Faith Filled Friday is back again.
Welcome everyone.
Lately I have been trying to
understand the geography of loneliness. Loneliness can hurt so bad that it's as
if you stand before a canyon and scream just to hear your own echo and it too
never chooses to make a presence. Don't get me wrong; it is nice to sometimes have
the peace in being the lone soul of my abode. But mostly it is a lifelong
emotion, a feeling that hurts deeply. I asked myself a question the other day
while I was driving: "What is God trying to show me in with this constant
companion of loneliness?" I have heard many people say: "You're not
alone if you have Christ." This said by the people who have someone to
come home to, the never-lonely.
Sure, I get it; God loves me but
even God created a partner for Adam in the midst of the beautiful garden. I
have not only prayed to God about this, but had conversations with him from the
soul. I have asked for signs and understanding of many things in life and this
was no different. I have asked Him for an awakening and, yes, I have asked him
to connect me with just one person on this earth that I can share an unending
loyal companionship.
I have been so patient, so
understanding. I have seen friends I grew up with get married and divorced a
few times over. Yet I grow older alone. I can feel the opportunity to have
children slip away. When I have trusted to talk with friends and dared to
mention how lonely I am, they tell me I should be so happy and that I don't
know how lucky and good I have it. Really? Why must people completely discount
other people's feelings and emotions because they judge their life to be so
much harder? Perhaps it is my own fault to ask a person who isn't lonely
themselves.
But therein lies the problem: There
is no one to really talk to about this. It is not failure due to not trying. It
has made me even lonelier because it feels no one is there to talk to, and I
don't hold it against them. I know that God is there, but it doesn't change the
fact I am here alone and misunderstood by people that to me seem like they have
everything in life that I have wanted most and worked incredibly hard for, for
example, a family. When I see father playing with their children it makes me so
happy to witness such things, where children are happy and they are not
fatherless. But it also has left me crying in the moments afterwards as I sit
silently…alone.
It all came to a head the other day
and I screamed at God to just see me, hear me, help me, to stop abandoning me.

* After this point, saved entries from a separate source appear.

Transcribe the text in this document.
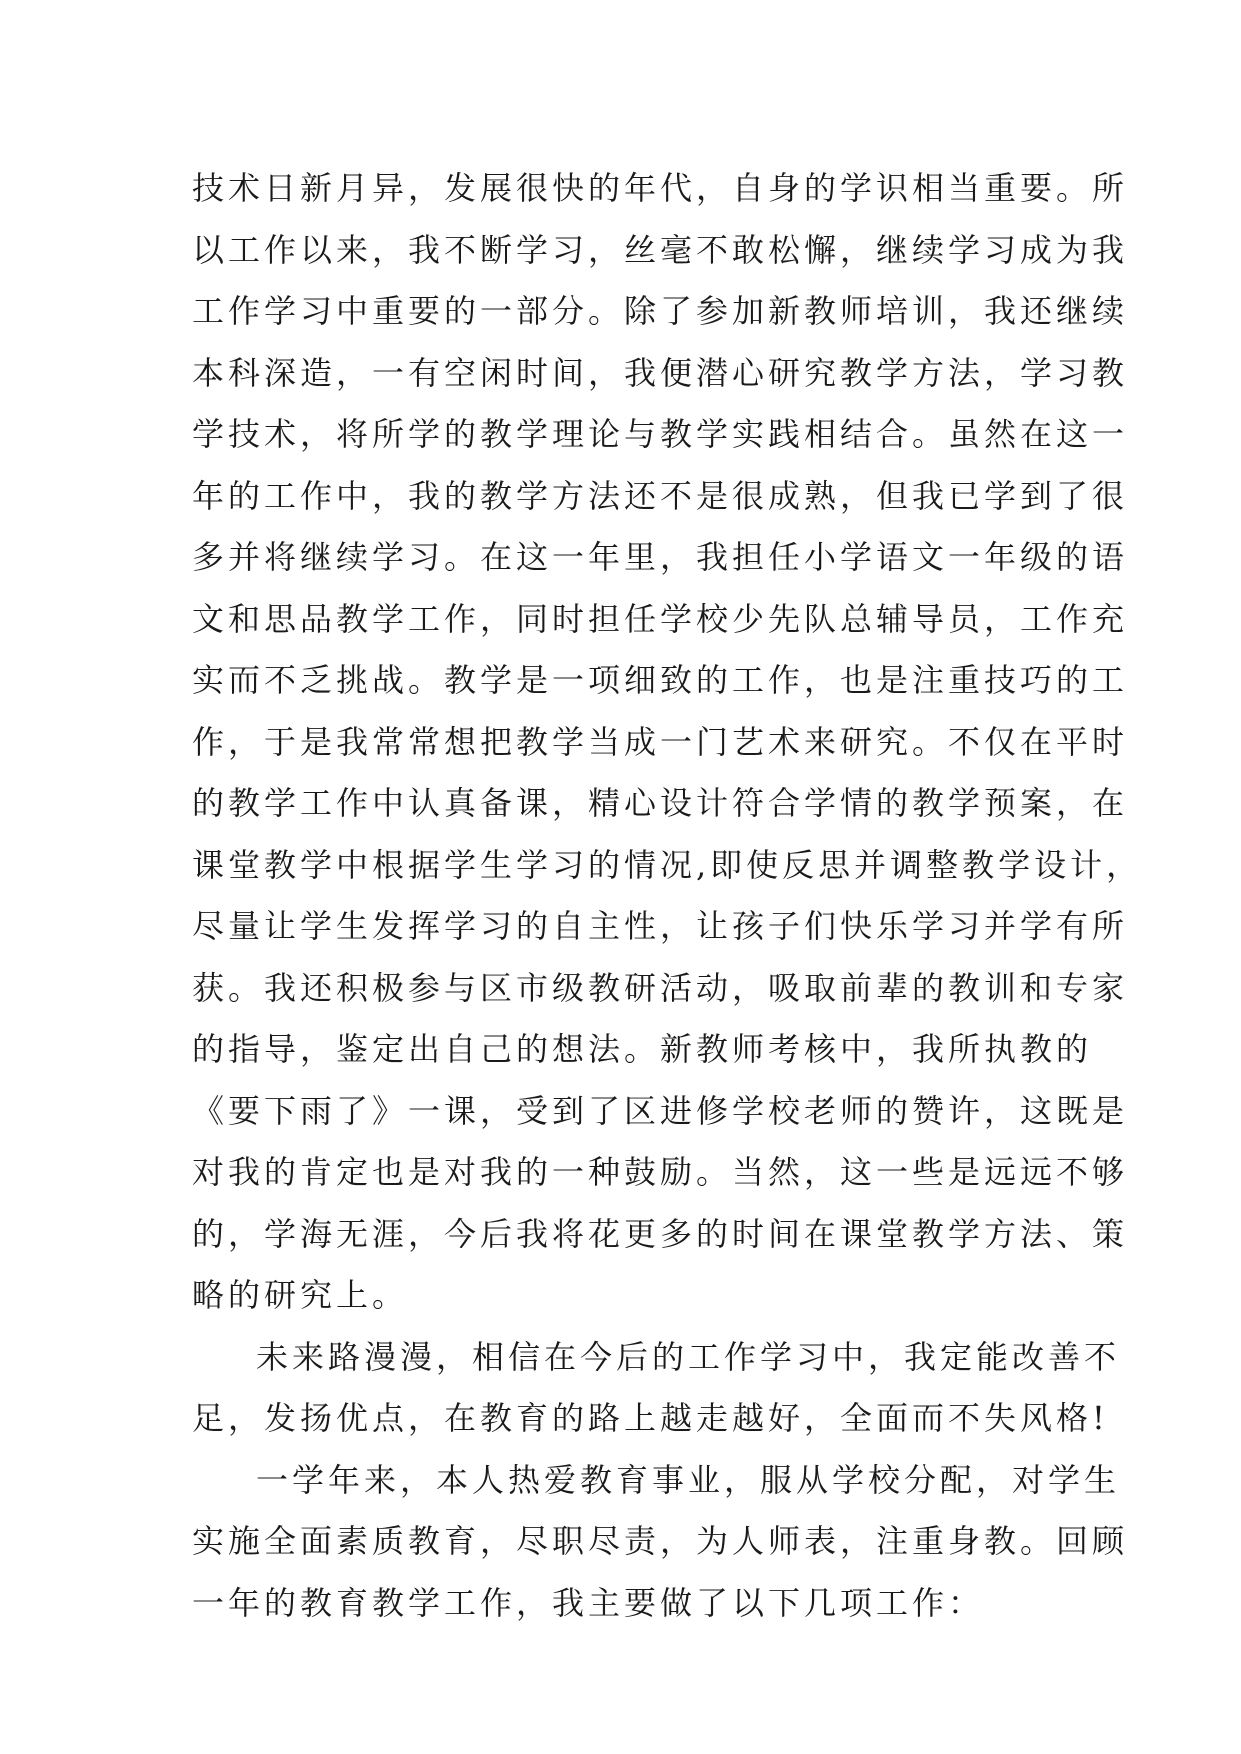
技术日新月异，发展很快的年代，自身的学识相当重要。所
以工作以来，我不断学习，丝毫不敢松懈，继续学习成为我
工作学习中重要的一部分。除了参加新教师培训，我还继续
本科深造，一有空闲时间，我便潜心研究教学方法，学习教
学技术，将所学的教学理论与教学实践相结合。虽然在这一
年的工作中，我的教学方法还不是很成熟，但我已学到了很
多并将继续学习。在这一年里，我担任小学语文一年级的语
文和思品教学工作，同时担任学校少先队总辅导员，工作充
实而不乏挑战。教学是一项细致的工作，也是注重技巧的工
作，于是我常常想把教学当成一门艺术来研究。不仅在平时
的教学工作中认真备课，精心设计符合学情的教学预案，在
课堂教学中根据学生学习的情况,即使反思并调整教学设计，
尽量让学生发挥学习的自主性，让孩子们快乐学习并学有所
获。我还积极参与区市级教研活动，吸取前辈的教训和专家
的指导，鉴定出自己的想法。新教师考核中，我所执教的
《要下雨了》一课，受到了区进修学校老师的赞许，这既是
对我的肯定也是对我的一种鼓励。当然，这一些是远远不够
的，学海无涯，今后我将花更多的时间在课堂教学方法、策
略的研究上。
未来路漫漫，相信在今后的工作学习中，我定能改善不
足，发扬优点，在教育的路上越走越好，全面而不失风格!
一学年来，本人热爱教育事业，服从学校分配，对学生
实施全面素质教育，尽职尽责，为人师表，注重身教。回顾
一年的教育教学工作，我主要做了以下几项工作：
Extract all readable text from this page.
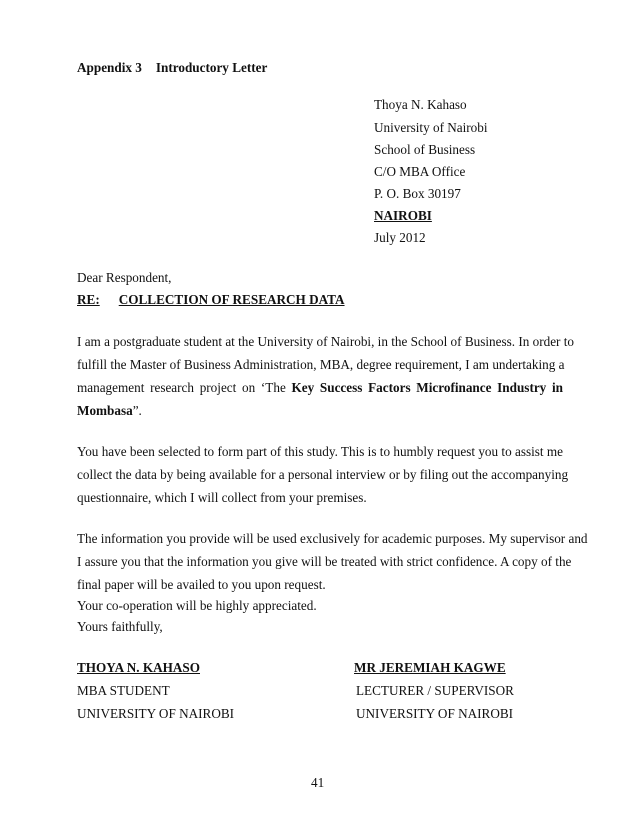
Appendix 3 Introductory Letter
Thoya N. Kahaso
University of Nairobi
School of Business
C/O MBA Office
P. O. Box 30197
NAIROBI
July 2012
Dear Respondent,
RE: COLLECTION OF RESEARCH DATA
I am a postgraduate student at the University of Nairobi, in the School of Business. In order to
fulfill the Master of Business Administration, MBA, degree requirement, I am undertaking a
management research project on ‘The Key Success Factors Microfinance Industry in
Mombasa”.
You have been selected to form part of this study. This is to humbly request you to assist me
collect the data by being available for a personal interview or by filing out the accompanying
questionnaire, which I will collect from your premises.
The information you provide will be used exclusively for academic purposes. My supervisor and
I assure you that the information you give will be treated with strict confidence. A copy of the
final paper will be availed to you upon request.
Your co-operation will be highly appreciated.
Yours faithfully,
THOYA N. KAHASO
MBA STUDENT
UNIVERSITY OF NAIROBI
MR JEREMIAH KAGWE
LECTURER / SUPERVISOR
UNIVERSITY OF NAIROBI
41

I asked him what price I had not paid, what leaf I left un-turned. What rock I
had not skipped across the caring waters of being a good man for other's and
the world. Why does He deem me not worthy to be trusted with love? How can I
project it from my deepest abyss to the world?
I have always asked God to make me a
better man. To let me learn not only more about the world through life
experiences but more about me and the man I aspire to be so one day if someone
does come along to love and care for that I can be the best man I can possibly
be not only for them but for myself. I don't want to be blinded by the pain,
but be even more freed because of it, the kind of freedom where I stand from
the plateau of understanding others who are going through it. I keep hearing this
whisper from within say: "In God's timing, not mine." and that is a
plateau all to itself within.
Blind faith is a mighty beautiful
thing, but sometimes its journey of holding on surely hurts. Keep holding on to
any of you that are there yourselves.